Education: BA, Biopsychology, Bates College Ph.D., Neuroscience, University of Rochester
Previous Experience: After my graduate science training, I worked as an educator and lab manager for a university-based science outreach program for a couple of years.
Job Tasks: The goal of the outreach program is to get more middle and high school students excited about science. Our hope is that providing students with an opportunity to come into a real-world science setting and getting to do real science with current technologies will engage them. We also strive to make students aware of the many science and non-science careers in the biotech industry. I am responsible for the whole program including day-to-day operations of scheduling classes to visit our lab space, teaching the hands-on labs and developing new labs and curriculum. I also recruit and coordinate other employees at the company to volunteer in the lab and train them and I'm responsible for the longer term goals and visions of the lab.
On a typical day I would come in and set up the lab space, then teach the middle or high school class that visits that day. The labs are all biotech-related and hands-on. The labs take 2 to 5 hours. After the classes leave, I clean up and prepare for the next day. I also have to work with teachers to coordinate and schedule visits. I also work with other area science education professionals and serve as a resource on science education within the company. In addition, I strive to publicize the program to the general public and occasionally offer workshops for the general public.

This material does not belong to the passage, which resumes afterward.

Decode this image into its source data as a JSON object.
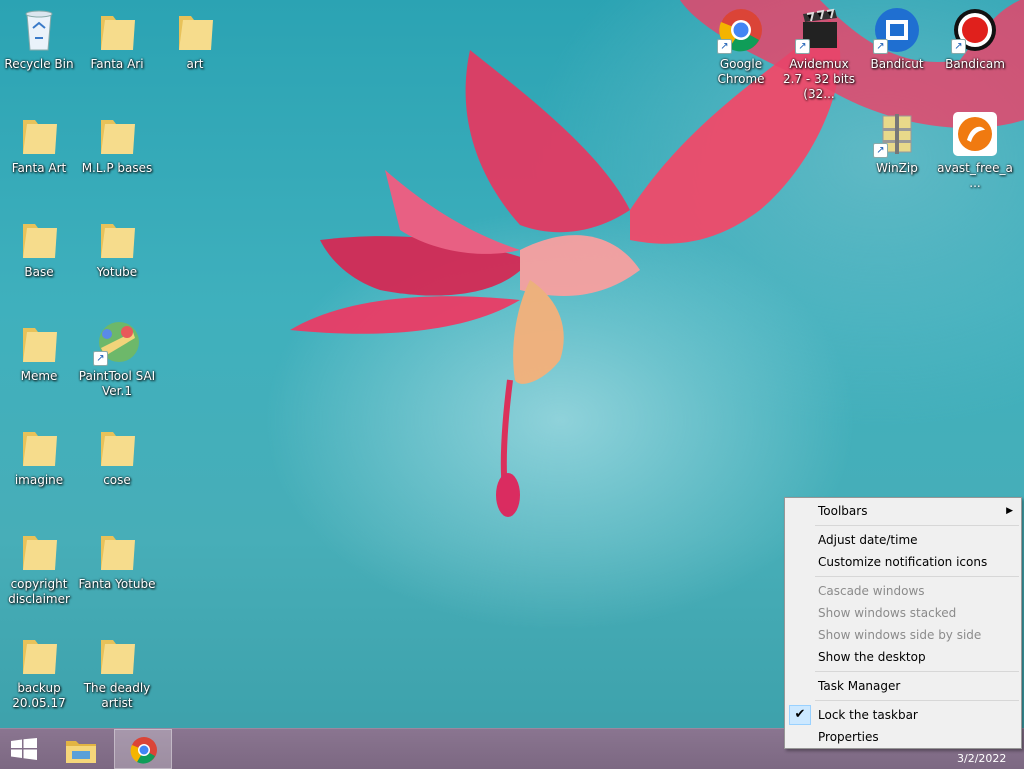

Best and Worst Parts of the Job: The best part is when a student gets "turned on" to science, especially one who says "This was fun and usually I don't like science!" I really enjoy opening the eyes of students to the many different career opportunities in biotech. For me there really aren't any "worst" parts of the job. All jobs have some tedious and menial task: paperwork and what not. For me a challenge can be teaching the same 8 or 9 labs over and over again over the years.
1. You need a strong background in science - in this case biology and chemistry. The more hands on experience in the lab you have the better!
2. Look for opportunities to teach a variety of people (students of different ages, abilities), whether it's science or some other topic of interest to you.
3. Have good organizational skills and communication skills.
Additional Thoughts: This is a great career for someone who loves science but also loves teaching and working with kids.